Hamas says no talks about prisoner swap before Israel releases freed Palestinian prisoners it re-arrested
Israeli security officials said Thursday night that Israel will not release Hamas prisoners in return for two Israelis who are held in Gaza.
Israel has in the past engaged in prisoner swaps with Hamas, most notably in 2011, when Gilad Shalit, a soldier abducted by militants in a cross-border raid in 2006, was released in exchange for more than 1,000 Palestinians held in Israeli jails.
Dozens of those ex-prisoners have been rounded up by Israel since, outraging Hamas, which signaled that until they were freed again it would refuse to respond to Thursday’s charge that it was holding two Israeli captives.
“There will be no talk about a prisoner swap before Israel releases all Palestinians who were re-arrested in the West Bank after they had been freed in the 2011 Shalit deal,” Mahmoud al-Zahar, a top Hamas official, told Reuters.
Israel is separately seeking the return of the remains of two soldiers killed during last year’s war with Hamas.
Avraham Mangisto, 29 years old from Ashkelon, has gone missing in the early hours of September 8, 2014, when he crossed the border into Gaza out of his own volition.
A second citizen, a Bedouin resident of the south, has also crossed the border into the Strip, also of his own accord, in April 2015. The young Bedouin is said to be mentally ill, and has tried to cross into Gaza in the past.
Mangisto was seen walking on the beach, heading south. He reached the Zikim beach area, and continued walking south until he crossed an electric fence that divides Israel from Gaza, which starts on the beach and continues into the water.
An IDF lookout identified suspicious movement and pointed the observation camera at Mangisto’s direction. At this point, Mangisto touched the electric fence, which set off an alarm with troops from the IDF Gaza Division’s northern brigade.
The army lookouts sent a patrol unit to the area, but Mangisto managed to jump over the fence and cross into Gaza before the troops got there. The troops fired in the air as a warning sign, and called on Mangisto to return to Israel, but he ignored them.
He then moved away from the fence and started moving south. When he got to the Gazan shore, he joined a local group of fishermen and has not been seen since.
The troops also called in the bomb squad to check Mangisto’s bag, which he left on the beach, out of concern it was booby-trapped. The bag was later returned to Mangisto’s family.
Prime Minister Benjamin Netanyahu’s representative, Lior Lotan, met with the family and told them of a video that documents Mangisto crossing the border.
“You see in the video that there’s a wall with a fence over, and Avra get there and tries to pass on the left and right.
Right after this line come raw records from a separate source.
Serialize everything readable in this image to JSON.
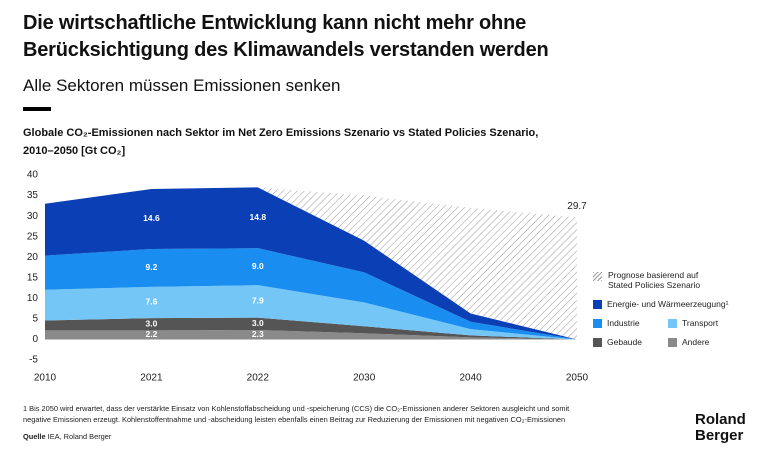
{
  "header": {
    "title": [
      "Die wirtschaftliche Entwicklung kann nicht mehr ohne",
      "Berücksichtigung des Klimawandels verstanden werden"
    ],
    "subtitle": "Alle Sektoren müssen Emissionen senken"
  },
  "chart_data": {
    "type": "stacked_area",
    "title": [
      "Globale CO₂-Emissionen nach Sektor im Net Zero Emissions Szenario vs Stated Policies Szenario,",
      "2010–2050 [Gt CO₂]"
    ],
    "categories": [
      "2010",
      "2021",
      "2022",
      "2030",
      "2040",
      "2050"
    ],
    "ylim": [
      -5,
      40
    ],
    "yticks": [
      -5,
      0,
      5,
      10,
      15,
      20,
      25,
      30,
      35,
      40
    ],
    "series": [
      {
        "name": "Andere",
        "color": "#8a8a8a",
        "values": [
          2.2,
          2.2,
          2.3,
          1.5,
          0.5,
          0
        ],
        "value_labels": [
          null,
          "2.2",
          "2.3",
          null,
          null,
          null
        ]
      },
      {
        "name": "Gebaude",
        "color": "#555555",
        "values": [
          2.4,
          3.0,
          3.0,
          1.7,
          0.5,
          0
        ],
        "value_labels": [
          null,
          "3.0",
          "3.0",
          null,
          null,
          null
        ]
      },
      {
        "name": "Transport",
        "color": "#74c6f7",
        "values": [
          7.5,
          7.6,
          7.9,
          5.8,
          1.5,
          0
        ],
        "value_labels": [
          null,
          "7.6",
          "7.9",
          null,
          null,
          null
        ]
      },
      {
        "name": "Industrie",
        "color": "#1a8ef0",
        "values": [
          8.3,
          9.2,
          9.0,
          7.3,
          1.8,
          0
        ],
        "value_labels": [
          null,
          "9.2",
          "9.0",
          null,
          null,
          null
        ]
      },
      {
        "name": "Energie- und Wärmeerzeugung¹",
        "color": "#0b3fb5",
        "values": [
          12.6,
          14.6,
          14.8,
          7.7,
          2.0,
          0
        ],
        "value_labels": [
          null,
          "14.6",
          "14.8",
          null,
          null,
          null
        ]
      }
    ],
    "scenario": {
      "name": "Prognose basierend auf Stated Policies Szenario",
      "color": "#999999",
      "values": [
        null,
        null,
        37,
        35,
        32,
        29.7
      ],
      "value_labels": [
        null,
        null,
        null,
        null,
        null,
        "29.7"
      ]
    }
  },
  "footnote": [
    "1 Bis 2050 wird erwartet, dass der verstärkte Einsatz von Kohlenstoffabscheidung und -speicherung (CCS) die CO₂-Emissionen anderer Sektoren ausgleicht und somit",
    "negative Emissionen erzeugt. Kohlenstoffentnahme und -abscheidung leisten ebenfalls einen Beitrag zur Reduzierung der Emissionen mit negativen CO₂-Emissionen"
  ],
  "source": {
    "label": "Quelle",
    "text": "IEA, Roland Berger"
  },
  "logo": [
    "Roland",
    "Berger"
  ]
}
At this point, a military force was called to the scene. In the end, he finds a spot, and climbs over the barbed wire, it takes him five minutes. Meanwhile troops arrive and call at him and even fire in the air but they don’t have orders to kill people who try to leave Israel to Gaza. They also didn’t think it’s a security incident because his bag was left on our side. They brought a bomb squad, which shot the bag with a robot and only after they saw there are no explosives, saw a Bible, saw Avra’s name, saw he was a Jew, they realized there’s a Jew here who crossed the border.”
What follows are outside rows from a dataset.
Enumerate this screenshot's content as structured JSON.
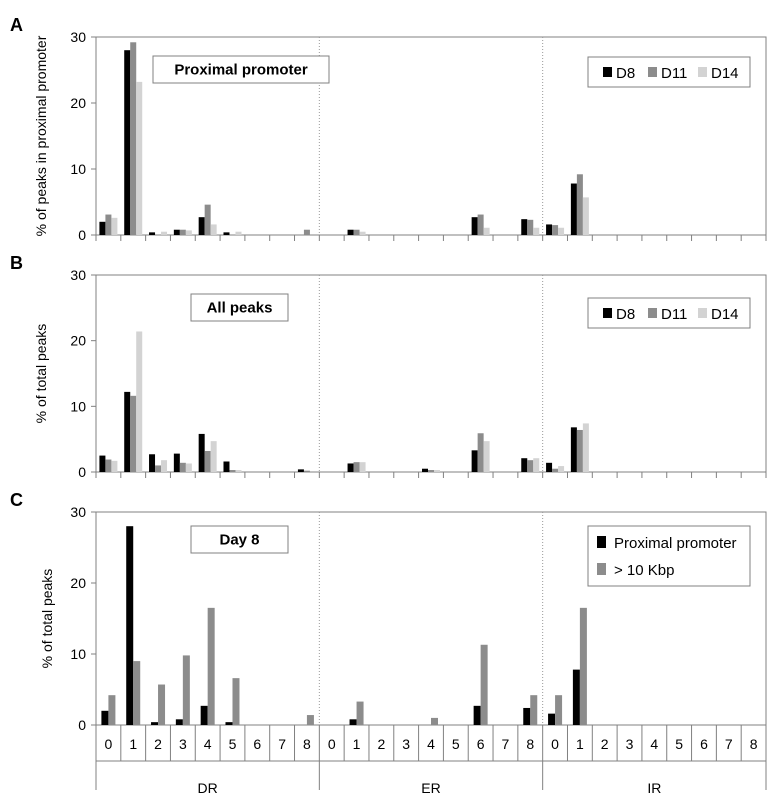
{
  "chart_data": [
    {
      "panel_letter": "A",
      "type": "bar",
      "ylabel": "% of peaks in proximal promoter",
      "ylim": [
        0,
        30
      ],
      "yticks": [
        "0",
        "10",
        "20",
        "30"
      ],
      "annotation": "Proximal promoter",
      "legend_position": "top-right",
      "groups": [
        {
          "label": "DR",
          "categories": [
            "0",
            "1",
            "2",
            "3",
            "4",
            "5",
            "6",
            "7",
            "8"
          ]
        },
        {
          "label": "ER",
          "categories": [
            "0",
            "1",
            "2",
            "3",
            "4",
            "5",
            "6",
            "7",
            "8"
          ]
        },
        {
          "label": "IR",
          "categories": [
            "0",
            "1",
            "2",
            "3",
            "4",
            "5",
            "6",
            "7",
            "8"
          ]
        }
      ],
      "series": [
        {
          "name": "D8",
          "color": "#000000",
          "values": [
            [
              2.0,
              28.0,
              0.4,
              0.8,
              2.7,
              0.4,
              0,
              0,
              0
            ],
            [
              0,
              0.8,
              0,
              0,
              0,
              0,
              2.7,
              0,
              2.4
            ],
            [
              1.6,
              7.8,
              0,
              0,
              0,
              0,
              0,
              0,
              0
            ]
          ]
        },
        {
          "name": "D11",
          "color": "#8c8c8c",
          "values": [
            [
              3.1,
              29.2,
              0,
              0.8,
              4.6,
              0,
              0,
              0,
              0.8
            ],
            [
              0,
              0.8,
              0,
              0,
              0,
              0,
              3.1,
              0,
              2.3
            ],
            [
              1.5,
              9.2,
              0,
              0,
              0,
              0,
              0,
              0,
              0
            ]
          ]
        },
        {
          "name": "D14",
          "color": "#d3d3d3",
          "values": [
            [
              2.6,
              23.2,
              0.5,
              0.7,
              1.6,
              0.5,
              0,
              0,
              0
            ],
            [
              0,
              0.5,
              0,
              0,
              0,
              0,
              1.1,
              0,
              1.1
            ],
            [
              1.1,
              5.7,
              0,
              0,
              0,
              0,
              0,
              0,
              0
            ]
          ]
        }
      ]
    },
    {
      "panel_letter": "B",
      "type": "bar",
      "ylabel": "% of total peaks",
      "ylim": [
        0,
        30
      ],
      "yticks": [
        "0",
        "10",
        "20",
        "30"
      ],
      "annotation": "All peaks",
      "legend_position": "top-right",
      "groups": [
        {
          "label": "DR",
          "categories": [
            "0",
            "1",
            "2",
            "3",
            "4",
            "5",
            "6",
            "7",
            "8"
          ]
        },
        {
          "label": "ER",
          "categories": [
            "0",
            "1",
            "2",
            "3",
            "4",
            "5",
            "6",
            "7",
            "8"
          ]
        },
        {
          "label": "IR",
          "categories": [
            "0",
            "1",
            "2",
            "3",
            "4",
            "5",
            "6",
            "7",
            "8"
          ]
        }
      ],
      "series": [
        {
          "name": "D8",
          "color": "#000000",
          "values": [
            [
              2.5,
              12.2,
              2.7,
              2.8,
              5.8,
              1.6,
              0,
              0,
              0.4
            ],
            [
              0,
              1.3,
              0,
              0,
              0.5,
              0,
              3.3,
              0,
              2.1
            ],
            [
              1.4,
              6.8,
              0,
              0,
              0,
              0,
              0,
              0,
              0
            ]
          ]
        },
        {
          "name": "D11",
          "color": "#8c8c8c",
          "values": [
            [
              1.9,
              11.6,
              1.0,
              1.4,
              3.2,
              0.3,
              0,
              0,
              0.2
            ],
            [
              0,
              1.5,
              0,
              0,
              0.3,
              0,
              5.9,
              0,
              1.8
            ],
            [
              0.5,
              6.4,
              0,
              0,
              0,
              0,
              0,
              0,
              0
            ]
          ]
        },
        {
          "name": "D14",
          "color": "#d3d3d3",
          "values": [
            [
              1.7,
              21.4,
              1.8,
              1.3,
              4.7,
              0.3,
              0,
              0,
              0
            ],
            [
              0,
              1.5,
              0,
              0,
              0.3,
              0,
              4.7,
              0,
              2.1
            ],
            [
              0.9,
              7.4,
              0,
              0,
              0,
              0,
              0,
              0,
              0
            ]
          ]
        }
      ]
    },
    {
      "panel_letter": "C",
      "type": "bar",
      "ylabel": "% of total peaks",
      "ylim": [
        0,
        30
      ],
      "yticks": [
        "0",
        "10",
        "20",
        "30"
      ],
      "annotation": "Day 8",
      "legend_position": "top-right",
      "groups": [
        {
          "label": "DR",
          "categories": [
            "0",
            "1",
            "2",
            "3",
            "4",
            "5",
            "6",
            "7",
            "8"
          ]
        },
        {
          "label": "ER",
          "categories": [
            "0",
            "1",
            "2",
            "3",
            "4",
            "5",
            "6",
            "7",
            "8"
          ]
        },
        {
          "label": "IR",
          "categories": [
            "0",
            "1",
            "2",
            "3",
            "4",
            "5",
            "6",
            "7",
            "8"
          ]
        }
      ],
      "series": [
        {
          "name": "Proximal promoter",
          "color": "#000000",
          "values": [
            [
              2.0,
              28.0,
              0.4,
              0.8,
              2.7,
              0.4,
              0,
              0,
              0
            ],
            [
              0,
              0.8,
              0,
              0,
              0,
              0,
              2.7,
              0,
              2.4
            ],
            [
              1.6,
              7.8,
              0,
              0,
              0,
              0,
              0,
              0,
              0
            ]
          ]
        },
        {
          "name": "> 10 Kbp",
          "color": "#8c8c8c",
          "values": [
            [
              4.2,
              9.0,
              5.7,
              9.8,
              16.5,
              6.6,
              0,
              0,
              1.4
            ],
            [
              0,
              3.3,
              0,
              0,
              1.0,
              0,
              11.3,
              0,
              4.2
            ],
            [
              4.2,
              16.5,
              0,
              0,
              0,
              0,
              0,
              0,
              0
            ]
          ]
        }
      ]
    }
  ]
}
IDF doesn’t stop people going into Gaza
Mangisto crossed the border only two weeks after the end of Operation Protective Edge. During that time, there was still a lot of commotion around the Gaza Strip, with a lot of troops still in the area. Mangisto was able to cross the border because of this commotion, which also included the movement of a lot of civilians.
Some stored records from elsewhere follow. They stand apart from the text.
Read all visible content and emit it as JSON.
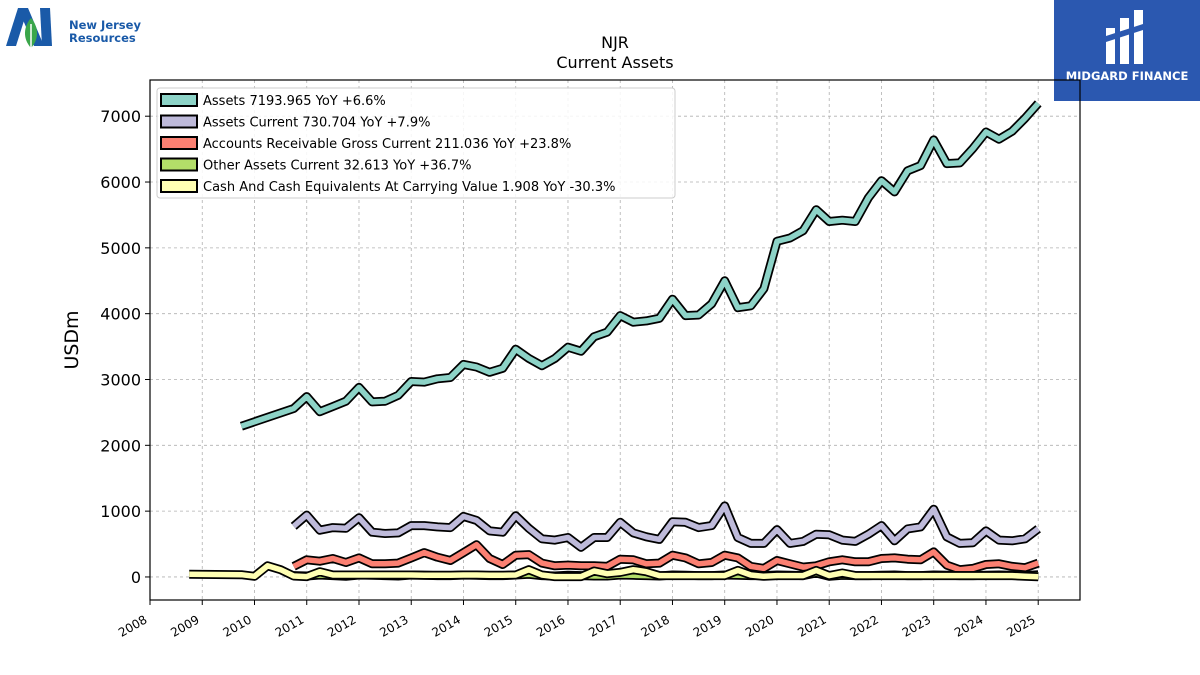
{
  "logos": {
    "left_name_line1": "New Jersey",
    "left_name_line2": "Resources",
    "right_name": "MIDGARD FINANCE"
  },
  "chart_data": {
    "type": "line",
    "title": "NJR",
    "subtitle": "Current  Assets",
    "xlabel": "",
    "ylabel": "USDm",
    "xlim": [
      2008.0,
      2025.8
    ],
    "ylim": [
      -350,
      7550
    ],
    "xticks": [
      "2008",
      "2009",
      "2010",
      "2011",
      "2012",
      "2013",
      "2014",
      "2015",
      "2016",
      "2017",
      "2018",
      "2019",
      "2020",
      "2021",
      "2022",
      "2023",
      "2024",
      "2025"
    ],
    "yticks": [
      0,
      1000,
      2000,
      3000,
      4000,
      5000,
      6000,
      7000
    ],
    "grid": true,
    "legend_position": "top-left",
    "series": [
      {
        "name": "Assets",
        "legend": "Assets  7193.965 YoY +6.6%",
        "color": "#8dd3c7",
        "points": [
          [
            2009.75,
            2290
          ],
          [
            2010.75,
            2560
          ],
          [
            2011.0,
            2740
          ],
          [
            2011.25,
            2510
          ],
          [
            2011.5,
            2590
          ],
          [
            2011.75,
            2670
          ],
          [
            2012.0,
            2880
          ],
          [
            2012.25,
            2660
          ],
          [
            2012.5,
            2670
          ],
          [
            2012.75,
            2760
          ],
          [
            2013.0,
            2970
          ],
          [
            2013.25,
            2960
          ],
          [
            2013.5,
            3010
          ],
          [
            2013.75,
            3030
          ],
          [
            2014.0,
            3230
          ],
          [
            2014.25,
            3190
          ],
          [
            2014.5,
            3110
          ],
          [
            2014.75,
            3170
          ],
          [
            2015.0,
            3460
          ],
          [
            2015.25,
            3320
          ],
          [
            2015.5,
            3210
          ],
          [
            2015.75,
            3320
          ],
          [
            2016.0,
            3490
          ],
          [
            2016.25,
            3430
          ],
          [
            2016.5,
            3650
          ],
          [
            2016.75,
            3720
          ],
          [
            2017.0,
            3970
          ],
          [
            2017.25,
            3870
          ],
          [
            2017.5,
            3890
          ],
          [
            2017.75,
            3930
          ],
          [
            2018.0,
            4220
          ],
          [
            2018.25,
            3970
          ],
          [
            2018.5,
            3980
          ],
          [
            2018.75,
            4150
          ],
          [
            2019.0,
            4500
          ],
          [
            2019.25,
            4090
          ],
          [
            2019.5,
            4120
          ],
          [
            2019.75,
            4380
          ],
          [
            2020.0,
            5100
          ],
          [
            2020.25,
            5150
          ],
          [
            2020.5,
            5260
          ],
          [
            2020.75,
            5580
          ],
          [
            2021.0,
            5400
          ],
          [
            2021.25,
            5420
          ],
          [
            2021.5,
            5400
          ],
          [
            2021.75,
            5760
          ],
          [
            2022.0,
            6020
          ],
          [
            2022.25,
            5850
          ],
          [
            2022.5,
            6170
          ],
          [
            2022.75,
            6250
          ],
          [
            2023.0,
            6640
          ],
          [
            2023.25,
            6280
          ],
          [
            2023.5,
            6290
          ],
          [
            2023.75,
            6510
          ],
          [
            2024.0,
            6760
          ],
          [
            2024.25,
            6650
          ],
          [
            2024.5,
            6770
          ],
          [
            2024.75,
            6970
          ],
          [
            2025.0,
            7194
          ]
        ]
      },
      {
        "name": "Assets Current",
        "legend": "Assets Current  730.704 YoY +7.9%",
        "color": "#bebada",
        "points": [
          [
            2010.75,
            770
          ],
          [
            2011.0,
            940
          ],
          [
            2011.25,
            710
          ],
          [
            2011.5,
            750
          ],
          [
            2011.75,
            740
          ],
          [
            2012.0,
            900
          ],
          [
            2012.25,
            680
          ],
          [
            2012.5,
            660
          ],
          [
            2012.75,
            670
          ],
          [
            2013.0,
            780
          ],
          [
            2013.25,
            780
          ],
          [
            2013.5,
            760
          ],
          [
            2013.75,
            750
          ],
          [
            2014.0,
            920
          ],
          [
            2014.25,
            860
          ],
          [
            2014.5,
            700
          ],
          [
            2014.75,
            680
          ],
          [
            2015.0,
            930
          ],
          [
            2015.25,
            740
          ],
          [
            2015.5,
            580
          ],
          [
            2015.75,
            560
          ],
          [
            2016.0,
            600
          ],
          [
            2016.25,
            450
          ],
          [
            2016.5,
            600
          ],
          [
            2016.75,
            600
          ],
          [
            2017.0,
            830
          ],
          [
            2017.25,
            670
          ],
          [
            2017.5,
            610
          ],
          [
            2017.75,
            570
          ],
          [
            2018.0,
            840
          ],
          [
            2018.25,
            830
          ],
          [
            2018.5,
            750
          ],
          [
            2018.75,
            780
          ],
          [
            2019.0,
            1080
          ],
          [
            2019.25,
            600
          ],
          [
            2019.5,
            510
          ],
          [
            2019.75,
            510
          ],
          [
            2020.0,
            720
          ],
          [
            2020.25,
            510
          ],
          [
            2020.5,
            540
          ],
          [
            2020.75,
            650
          ],
          [
            2021.0,
            640
          ],
          [
            2021.25,
            560
          ],
          [
            2021.5,
            540
          ],
          [
            2021.75,
            650
          ],
          [
            2022.0,
            780
          ],
          [
            2022.25,
            550
          ],
          [
            2022.5,
            730
          ],
          [
            2022.75,
            760
          ],
          [
            2023.0,
            1030
          ],
          [
            2023.25,
            610
          ],
          [
            2023.5,
            510
          ],
          [
            2023.75,
            520
          ],
          [
            2024.0,
            700
          ],
          [
            2024.25,
            560
          ],
          [
            2024.5,
            550
          ],
          [
            2024.75,
            580
          ],
          [
            2025.0,
            731
          ]
        ]
      },
      {
        "name": "Accounts Receivable Gross Current",
        "legend": "Accounts Receivable Gross Current  211.036 YoY +23.8%",
        "color": "#fb8072",
        "points": [
          [
            2010.75,
            160
          ],
          [
            2011.0,
            260
          ],
          [
            2011.25,
            240
          ],
          [
            2011.5,
            280
          ],
          [
            2011.75,
            220
          ],
          [
            2012.0,
            290
          ],
          [
            2012.25,
            200
          ],
          [
            2012.5,
            200
          ],
          [
            2012.75,
            210
          ],
          [
            2013.0,
            290
          ],
          [
            2013.25,
            370
          ],
          [
            2013.5,
            300
          ],
          [
            2013.75,
            250
          ],
          [
            2014.0,
            370
          ],
          [
            2014.25,
            490
          ],
          [
            2014.5,
            280
          ],
          [
            2014.75,
            190
          ],
          [
            2015.0,
            330
          ],
          [
            2015.25,
            340
          ],
          [
            2015.5,
            210
          ],
          [
            2015.75,
            170
          ],
          [
            2016.0,
            180
          ],
          [
            2016.25,
            170
          ],
          [
            2016.5,
            170
          ],
          [
            2016.75,
            160
          ],
          [
            2017.0,
            270
          ],
          [
            2017.25,
            260
          ],
          [
            2017.5,
            200
          ],
          [
            2017.75,
            210
          ],
          [
            2018.0,
            330
          ],
          [
            2018.25,
            290
          ],
          [
            2018.5,
            200
          ],
          [
            2018.75,
            220
          ],
          [
            2019.0,
            330
          ],
          [
            2019.25,
            290
          ],
          [
            2019.5,
            160
          ],
          [
            2019.75,
            130
          ],
          [
            2020.0,
            250
          ],
          [
            2020.25,
            200
          ],
          [
            2020.5,
            150
          ],
          [
            2020.75,
            170
          ],
          [
            2021.0,
            230
          ],
          [
            2021.25,
            260
          ],
          [
            2021.5,
            230
          ],
          [
            2021.75,
            230
          ],
          [
            2022.0,
            280
          ],
          [
            2022.25,
            290
          ],
          [
            2022.5,
            270
          ],
          [
            2022.75,
            260
          ],
          [
            2023.0,
            380
          ],
          [
            2023.25,
            180
          ],
          [
            2023.5,
            110
          ],
          [
            2023.75,
            130
          ],
          [
            2024.0,
            190
          ],
          [
            2024.25,
            200
          ],
          [
            2024.5,
            160
          ],
          [
            2024.75,
            140
          ],
          [
            2025.0,
            211
          ]
        ]
      },
      {
        "name": "Other Assets Current",
        "legend": "Other Assets Current  32.613 YoY +36.7%",
        "color": "#b3de69",
        "points": [
          [
            2010.75,
            20
          ],
          [
            2011.0,
            15
          ],
          [
            2011.25,
            30
          ],
          [
            2011.5,
            20
          ],
          [
            2011.75,
            10
          ],
          [
            2012.0,
            30
          ],
          [
            2012.25,
            25
          ],
          [
            2012.5,
            20
          ],
          [
            2012.75,
            15
          ],
          [
            2013.0,
            30
          ],
          [
            2013.25,
            25
          ],
          [
            2013.5,
            20
          ],
          [
            2013.75,
            20
          ],
          [
            2014.0,
            30
          ],
          [
            2014.25,
            25
          ],
          [
            2014.5,
            20
          ],
          [
            2014.75,
            20
          ],
          [
            2015.0,
            30
          ],
          [
            2015.25,
            40
          ],
          [
            2015.5,
            20
          ],
          [
            2015.75,
            15
          ],
          [
            2016.0,
            25
          ],
          [
            2016.25,
            20
          ],
          [
            2016.5,
            15
          ],
          [
            2016.75,
            15
          ],
          [
            2017.0,
            30
          ],
          [
            2017.25,
            25
          ],
          [
            2017.5,
            20
          ],
          [
            2017.75,
            15
          ],
          [
            2018.0,
            30
          ],
          [
            2018.25,
            25
          ],
          [
            2018.5,
            20
          ],
          [
            2018.75,
            20
          ],
          [
            2019.0,
            30
          ],
          [
            2019.25,
            25
          ],
          [
            2019.5,
            20
          ],
          [
            2019.75,
            20
          ],
          [
            2020.0,
            30
          ],
          [
            2020.25,
            25
          ],
          [
            2020.5,
            20
          ],
          [
            2020.75,
            60
          ],
          [
            2021.0,
            10
          ],
          [
            2021.25,
            25
          ],
          [
            2021.5,
            20
          ],
          [
            2021.75,
            20
          ],
          [
            2022.0,
            25
          ],
          [
            2022.25,
            30
          ],
          [
            2022.5,
            20
          ],
          [
            2022.75,
            20
          ],
          [
            2023.0,
            30
          ],
          [
            2023.25,
            25
          ],
          [
            2023.5,
            20
          ],
          [
            2023.75,
            20
          ],
          [
            2024.0,
            25
          ],
          [
            2024.25,
            30
          ],
          [
            2024.5,
            25
          ],
          [
            2024.75,
            20
          ],
          [
            2025.0,
            33
          ]
        ]
      },
      {
        "name": "Cash And Cash Equivalents At Carrying Value",
        "legend": "Cash And Cash Equivalents At Carrying Value  1.908 YoY -30.3%",
        "color": "#ffffb3",
        "points": [
          [
            2008.75,
            40
          ],
          [
            2009.75,
            35
          ],
          [
            2010.0,
            10
          ],
          [
            2010.25,
            170
          ],
          [
            2010.5,
            110
          ],
          [
            2010.75,
            15
          ],
          [
            2011.0,
            5
          ],
          [
            2011.25,
            80
          ],
          [
            2011.5,
            30
          ],
          [
            2011.75,
            30
          ],
          [
            2012.0,
            30
          ],
          [
            2012.25,
            30
          ],
          [
            2012.5,
            30
          ],
          [
            2012.75,
            30
          ],
          [
            2013.0,
            30
          ],
          [
            2013.25,
            25
          ],
          [
            2013.5,
            25
          ],
          [
            2013.75,
            25
          ],
          [
            2014.0,
            30
          ],
          [
            2014.25,
            30
          ],
          [
            2014.5,
            25
          ],
          [
            2014.75,
            25
          ],
          [
            2015.0,
            30
          ],
          [
            2015.25,
            110
          ],
          [
            2015.5,
            30
          ],
          [
            2015.75,
            5
          ],
          [
            2016.0,
            5
          ],
          [
            2016.25,
            5
          ],
          [
            2016.5,
            90
          ],
          [
            2016.75,
            50
          ],
          [
            2017.0,
            70
          ],
          [
            2017.25,
            110
          ],
          [
            2017.5,
            80
          ],
          [
            2017.75,
            20
          ],
          [
            2018.0,
            20
          ],
          [
            2018.25,
            20
          ],
          [
            2018.5,
            20
          ],
          [
            2018.75,
            20
          ],
          [
            2019.0,
            20
          ],
          [
            2019.25,
            100
          ],
          [
            2019.5,
            30
          ],
          [
            2019.75,
            10
          ],
          [
            2020.0,
            20
          ],
          [
            2020.25,
            20
          ],
          [
            2020.5,
            20
          ],
          [
            2020.75,
            100
          ],
          [
            2021.0,
            20
          ],
          [
            2021.25,
            60
          ],
          [
            2021.5,
            20
          ],
          [
            2021.75,
            20
          ],
          [
            2022.0,
            20
          ],
          [
            2022.25,
            20
          ],
          [
            2022.5,
            20
          ],
          [
            2022.75,
            20
          ],
          [
            2023.0,
            20
          ],
          [
            2023.25,
            20
          ],
          [
            2023.5,
            20
          ],
          [
            2023.75,
            20
          ],
          [
            2024.0,
            20
          ],
          [
            2024.25,
            20
          ],
          [
            2024.5,
            20
          ],
          [
            2024.75,
            10
          ],
          [
            2025.0,
            2
          ]
        ]
      }
    ]
  }
}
Along the Gaza border fence, the IDF’s radars, observation cameras and troops are all pointed south or west – towards the Strip, and not towards Israel. That is why any civilian who wants to cross into Gaza can do so in only a minute or two of climbing the fence.
The IDF also does not impose any limits to Israelis in that area, which allows Israelis to bath at the Zikim beach, hike through Be’eri Forest and farm nearby lands – all of this almost to the border fence. The only spot to which troops are called is to a road adjacent to the border fence. The IDF has stopped dozens of unarmed Palestinians crossing from Gaza into Israel in that area.
An IDF investigation of the incident found the troops acted as expected of them.
Over the past ten months, four petitions were filed at the Ashkelon Magistrate’s Court in an attempt to lift the gag order over Mangisto’s disappearance. The state objected every time, and won the court’s support.
A senior security source said that the gag order was filed by security officials. “One of the considerations was to allow a faster action with better chances to bring Mangisto back…. the order’s different extensions were done in coordination and at the request of the family, with the understanding that this gives to the process a better chance.”